Middleware is an increasingly prevalent medium for large-scale program development. The purpose of this question is to explore middleware that diverges from existing object-based solutions (e.g., Websphere, JBOSS, etc.) to address the pervasive domain. In that domain, it is crucial that middleware support the idea of 'overlay networks', meaning that application-level communication end points are not directly connected via some lower-level communication construct (e.g., sockets), but instead, are connected via additional, middleware-level and -provided servers that run certain middleware (e.g., data routing) or application (e.g., data manipulation) functions. The purpose of these overlays, for pervasive systems, is to ensure that end points receive the services they need, despite low-level changes in the computing platform (e.g., inability to reach another machine via a wireless connection).

 

(A) Assuming that the network level will do its best to find some route across communicating machines in an adhoc wireless environment, define a specific problem middleware will experience in that environment when using overlay networks.

(B) For your specific problem, devise a solution that can guarantee some level of service to applications despite underlying platform changes. You must (1) identify the platform changes addressed, (2) identify all of the steps taken by your solution (e.g., process migration?), including the way in which your middleware finds out about platform change, (3) identify the application-level guarantees you are trying to provide with your solution, and (4) identify at least two problems with your solution approach.

(C) Discuss in some detail your solution steps, including technical issues with your approach, such as problems with e.g., process migration. Note that your approach does not have to use process migration; we are simply using that as an example here.

 

9. Distributed File Systems and WWW

 

Network file systems such as the Andrew File System (AFS) and the World Wide Web (WWW) both provide users access to remote files, but the two systems have very different user interfaces. In network file systems, the user only needs to mount the remote file system onto the local machine. Then he or she can access remote files just as if they were local. In WWW, a "browser" sends an "address" (a URL) of the file to a Web Server and displays the result to the user.

 

Please choose to answer any two of the three questions. Write down your answers to the best of your knowledge.

 

(A) List the major differences between the two systems' services. In particular, point out their differences with respect to

 

           (B) Since the two systems provide different services to the user, naturally, their implementations are different.

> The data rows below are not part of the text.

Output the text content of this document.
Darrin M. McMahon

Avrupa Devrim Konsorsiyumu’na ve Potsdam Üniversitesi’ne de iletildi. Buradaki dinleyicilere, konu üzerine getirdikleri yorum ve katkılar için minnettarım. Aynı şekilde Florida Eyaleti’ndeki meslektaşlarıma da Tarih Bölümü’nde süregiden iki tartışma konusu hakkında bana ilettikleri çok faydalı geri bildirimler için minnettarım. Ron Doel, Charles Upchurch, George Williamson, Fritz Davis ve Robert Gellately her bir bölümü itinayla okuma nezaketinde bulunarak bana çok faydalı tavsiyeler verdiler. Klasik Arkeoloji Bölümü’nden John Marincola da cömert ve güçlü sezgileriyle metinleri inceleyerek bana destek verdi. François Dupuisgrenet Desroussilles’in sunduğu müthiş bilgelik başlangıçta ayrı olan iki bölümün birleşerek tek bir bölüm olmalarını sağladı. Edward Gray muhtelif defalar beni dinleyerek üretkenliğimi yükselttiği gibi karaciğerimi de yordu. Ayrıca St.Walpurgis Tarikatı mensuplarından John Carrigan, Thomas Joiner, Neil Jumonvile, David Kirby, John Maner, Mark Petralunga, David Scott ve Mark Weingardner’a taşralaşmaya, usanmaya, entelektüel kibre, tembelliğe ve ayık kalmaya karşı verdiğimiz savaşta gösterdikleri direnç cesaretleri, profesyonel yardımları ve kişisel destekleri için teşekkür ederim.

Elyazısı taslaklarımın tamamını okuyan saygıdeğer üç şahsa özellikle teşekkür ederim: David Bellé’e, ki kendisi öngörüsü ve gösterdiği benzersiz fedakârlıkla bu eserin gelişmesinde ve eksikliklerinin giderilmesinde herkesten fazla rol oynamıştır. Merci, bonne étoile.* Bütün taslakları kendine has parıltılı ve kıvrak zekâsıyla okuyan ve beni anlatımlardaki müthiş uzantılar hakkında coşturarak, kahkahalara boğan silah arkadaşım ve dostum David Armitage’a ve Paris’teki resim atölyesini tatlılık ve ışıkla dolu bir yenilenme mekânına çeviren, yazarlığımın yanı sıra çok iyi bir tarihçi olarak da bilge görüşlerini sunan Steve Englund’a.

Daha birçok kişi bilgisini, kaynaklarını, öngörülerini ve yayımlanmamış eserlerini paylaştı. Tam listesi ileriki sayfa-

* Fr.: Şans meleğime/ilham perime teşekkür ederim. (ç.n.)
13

(i)             Briefly outline the main features of the AFS file system implementation.

(ii)           Suggest an algorithm for implementing the WWW. You do not have to describe

how a browser implements the display of the Web documents, but you should suggest a framework for maintaining a cache of recently-accessed documents to decrease network traffic and for making sure the documents in the cache are up-to-date. If you happen to know the WWW actually does it, you can describe the algorithm. Otherwise, you can make up a plausible algorithm of your own.

 

(C) If AFS were universally available, how would that simplify the task of implementing the WWW?